After all, the chat’s tone remains consistent: it retains its aura of confident authority, so much more so that in reading it, one is tempted to doubt oneself… If I had not finished the novel only this week, I might easily have been more prepared to go along with its account, and to question my own memory rather than catching the app’s hallucinations.

For my next question (and by this time I was running out of my allocation), I returned to conceptual issues more than concrete details, in fact feeding it questions about length and endings that I had put to my students in class. Again I feel that its answers were illuminating even (if we can say this of a machine) “thoughtful.” These could definitely have been useful contributions to the discussion we had in class… I had a twinge of regret that perhaps I had missed a trick or two. Put it this way: if ChatGPT had been a student or (as a more likely scenario… and the worry of educators today) if a student had read out ChatGPT’s responses and presented them as their own, they would have been among the more insightful and valuable voices in class. I even like some of its turns of phrase. For instance, I like the notion that “If The Savage Detectives were shorter, it would be a story. If it were longer, it would be an archive.” This formulation is at the same time provocative and neat. Likewise with the notion that what we have here is “a myth of literature built out of fragments, ending exactly where it has to–at the moment when the search reveals that there was almost nothing to find.” In class, I said something similar, or at least similar enough–I put things differently, in that my suggestion was that at the end García Madero at least finds “nothing” in the more substantive sense that he touches and perhaps even falls (or jumps) into the void that lies beyond the “window” of representation. But still, there are some sentences and phrases in ChatGPT’s interpretation that I perhaps wish I had said or considered en route to my own conclusion, or which could usefully have been put to the students as alternative considerations. Could ChatGPT become a valued interlocutor in the classroom?

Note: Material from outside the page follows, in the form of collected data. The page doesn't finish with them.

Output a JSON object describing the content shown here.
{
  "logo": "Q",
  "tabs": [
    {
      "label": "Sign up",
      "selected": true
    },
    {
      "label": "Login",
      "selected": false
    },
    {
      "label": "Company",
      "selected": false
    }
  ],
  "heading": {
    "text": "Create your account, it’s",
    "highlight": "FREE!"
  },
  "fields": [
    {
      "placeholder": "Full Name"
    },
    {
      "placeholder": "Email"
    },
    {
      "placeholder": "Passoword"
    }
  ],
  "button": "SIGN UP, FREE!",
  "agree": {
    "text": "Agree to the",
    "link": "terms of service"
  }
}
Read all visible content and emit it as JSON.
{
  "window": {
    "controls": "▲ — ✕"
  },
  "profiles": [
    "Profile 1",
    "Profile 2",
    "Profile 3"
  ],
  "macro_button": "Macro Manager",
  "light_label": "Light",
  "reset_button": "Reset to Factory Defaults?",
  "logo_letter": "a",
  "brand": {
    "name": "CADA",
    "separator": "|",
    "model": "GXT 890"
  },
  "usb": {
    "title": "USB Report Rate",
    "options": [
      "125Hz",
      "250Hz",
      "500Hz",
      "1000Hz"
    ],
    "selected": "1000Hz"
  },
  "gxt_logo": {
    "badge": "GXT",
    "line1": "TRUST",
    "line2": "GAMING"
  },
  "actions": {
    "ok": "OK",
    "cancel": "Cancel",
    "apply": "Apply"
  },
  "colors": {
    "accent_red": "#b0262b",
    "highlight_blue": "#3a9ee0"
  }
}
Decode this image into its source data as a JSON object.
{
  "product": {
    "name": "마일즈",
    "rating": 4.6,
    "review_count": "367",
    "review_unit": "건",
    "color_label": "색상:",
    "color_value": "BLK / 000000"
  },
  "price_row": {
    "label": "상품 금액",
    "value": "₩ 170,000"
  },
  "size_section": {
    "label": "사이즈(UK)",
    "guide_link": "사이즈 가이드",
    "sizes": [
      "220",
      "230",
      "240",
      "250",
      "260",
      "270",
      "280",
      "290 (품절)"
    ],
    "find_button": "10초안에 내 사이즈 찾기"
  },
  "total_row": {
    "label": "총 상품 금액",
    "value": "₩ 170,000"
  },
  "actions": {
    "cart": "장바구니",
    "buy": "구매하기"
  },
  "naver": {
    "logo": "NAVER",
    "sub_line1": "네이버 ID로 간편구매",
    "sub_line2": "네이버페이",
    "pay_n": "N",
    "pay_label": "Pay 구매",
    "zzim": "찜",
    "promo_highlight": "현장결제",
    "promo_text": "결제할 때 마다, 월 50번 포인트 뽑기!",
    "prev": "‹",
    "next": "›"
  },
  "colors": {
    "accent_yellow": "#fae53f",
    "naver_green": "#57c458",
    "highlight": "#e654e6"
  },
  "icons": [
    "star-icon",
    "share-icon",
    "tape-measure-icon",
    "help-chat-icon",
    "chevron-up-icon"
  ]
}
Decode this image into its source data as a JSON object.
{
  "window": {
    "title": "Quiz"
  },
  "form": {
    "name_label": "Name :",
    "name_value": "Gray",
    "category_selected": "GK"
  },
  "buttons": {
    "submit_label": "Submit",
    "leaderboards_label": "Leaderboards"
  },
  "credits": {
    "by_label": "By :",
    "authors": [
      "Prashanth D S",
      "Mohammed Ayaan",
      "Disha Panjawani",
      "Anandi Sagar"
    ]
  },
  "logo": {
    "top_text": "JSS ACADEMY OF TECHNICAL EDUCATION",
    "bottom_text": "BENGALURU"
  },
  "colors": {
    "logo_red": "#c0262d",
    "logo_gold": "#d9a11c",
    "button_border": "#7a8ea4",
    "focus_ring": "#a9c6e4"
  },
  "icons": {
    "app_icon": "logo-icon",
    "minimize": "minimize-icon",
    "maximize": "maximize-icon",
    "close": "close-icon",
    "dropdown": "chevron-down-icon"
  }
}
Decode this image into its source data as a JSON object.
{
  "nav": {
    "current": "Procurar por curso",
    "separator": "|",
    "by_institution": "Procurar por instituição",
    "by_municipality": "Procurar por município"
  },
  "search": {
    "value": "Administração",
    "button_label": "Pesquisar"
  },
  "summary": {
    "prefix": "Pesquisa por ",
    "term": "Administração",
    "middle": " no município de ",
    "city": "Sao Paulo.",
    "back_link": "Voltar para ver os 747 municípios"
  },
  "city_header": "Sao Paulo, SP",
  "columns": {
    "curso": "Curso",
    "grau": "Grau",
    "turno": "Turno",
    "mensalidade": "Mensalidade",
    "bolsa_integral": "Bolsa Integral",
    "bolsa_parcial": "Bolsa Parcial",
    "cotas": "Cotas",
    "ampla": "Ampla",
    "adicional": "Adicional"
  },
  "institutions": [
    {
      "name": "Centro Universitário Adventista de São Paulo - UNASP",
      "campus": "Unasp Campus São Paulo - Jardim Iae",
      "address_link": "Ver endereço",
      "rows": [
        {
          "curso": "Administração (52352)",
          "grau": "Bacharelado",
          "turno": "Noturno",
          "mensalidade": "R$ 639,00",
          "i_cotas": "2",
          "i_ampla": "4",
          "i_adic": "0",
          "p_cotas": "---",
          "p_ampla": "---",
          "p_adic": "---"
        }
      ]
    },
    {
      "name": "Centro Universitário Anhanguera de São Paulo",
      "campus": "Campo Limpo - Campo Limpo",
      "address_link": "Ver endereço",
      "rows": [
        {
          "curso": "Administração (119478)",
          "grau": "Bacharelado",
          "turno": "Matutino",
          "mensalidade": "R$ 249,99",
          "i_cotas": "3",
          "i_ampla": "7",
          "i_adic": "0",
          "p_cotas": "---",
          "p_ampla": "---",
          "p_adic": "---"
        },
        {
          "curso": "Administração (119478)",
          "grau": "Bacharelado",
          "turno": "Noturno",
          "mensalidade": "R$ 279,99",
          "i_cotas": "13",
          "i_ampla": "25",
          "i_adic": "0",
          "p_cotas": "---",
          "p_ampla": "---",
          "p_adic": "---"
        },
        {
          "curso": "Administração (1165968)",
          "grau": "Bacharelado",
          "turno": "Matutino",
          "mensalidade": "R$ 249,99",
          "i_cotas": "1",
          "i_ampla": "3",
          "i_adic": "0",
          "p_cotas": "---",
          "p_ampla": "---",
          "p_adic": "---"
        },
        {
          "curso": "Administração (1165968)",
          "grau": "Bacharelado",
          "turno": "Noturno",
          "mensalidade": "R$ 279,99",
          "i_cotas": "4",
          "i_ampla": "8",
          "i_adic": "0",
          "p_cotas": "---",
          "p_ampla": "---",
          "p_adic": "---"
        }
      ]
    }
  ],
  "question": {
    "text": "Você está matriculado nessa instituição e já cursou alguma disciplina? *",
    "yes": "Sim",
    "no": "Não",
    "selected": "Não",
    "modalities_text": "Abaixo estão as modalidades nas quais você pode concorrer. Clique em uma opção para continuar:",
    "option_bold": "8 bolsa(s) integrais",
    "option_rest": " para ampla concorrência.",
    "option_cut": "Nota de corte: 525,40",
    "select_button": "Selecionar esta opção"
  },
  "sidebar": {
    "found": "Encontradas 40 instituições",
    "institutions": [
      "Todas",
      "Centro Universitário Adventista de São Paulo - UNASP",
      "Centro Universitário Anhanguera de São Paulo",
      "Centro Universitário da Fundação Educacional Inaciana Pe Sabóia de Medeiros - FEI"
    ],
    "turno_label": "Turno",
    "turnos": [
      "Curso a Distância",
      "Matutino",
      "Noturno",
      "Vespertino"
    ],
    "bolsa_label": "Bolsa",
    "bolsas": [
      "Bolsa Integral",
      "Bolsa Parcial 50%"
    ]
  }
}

Yet by this point, seeing the chat’s weakness on points of concrete detail, to be honest I had started to lose faith or trust in ChatGPT altogether. Worse, this sense of distrust had become generalized: I no longer felt confident about either its reading or (to be even more honest) my own. After all, if my reading overlapped to some extent with that of a machine that had just shown some fundamental ignorance of basic issues of plot, then did that not cast shadow on my own interpretation, too?

So the last of my permitted questions was about its sources. I figured I would be better off looking to where ChatGPT was getting its “thoughts” than continuing to engage with the chat itself. Here, however, the app was both honest and unhelpful: “What I’ve given you is a synthesis drawn from general knowledge of The Savage Detectives, familiarity with Roberto Bolaño’s work, and the broad critical conversation around it.” In other words, the AI is drawing on a cloud of more or less established readings, without being able to pin down or lead me directly to who first established those readings, or what debates they had led to. It had, as it were, anonymized the critical conversation, obscuring the identities of those on whose intellectual labor it relies. To be fair, it did then provide some bibliographic references, and ended also with a note of caution that there are indeed “other strong readings that [it] ha[d]n’t foregrounded”… or even, if it were more truthful, mentioned at all. Its appropriation of intellectual labor, in other words, is selective and unequal. It’s notable, for instance, that it acknowledges that among the readings it had ignored were those inspired either by queer theory or by feminism. 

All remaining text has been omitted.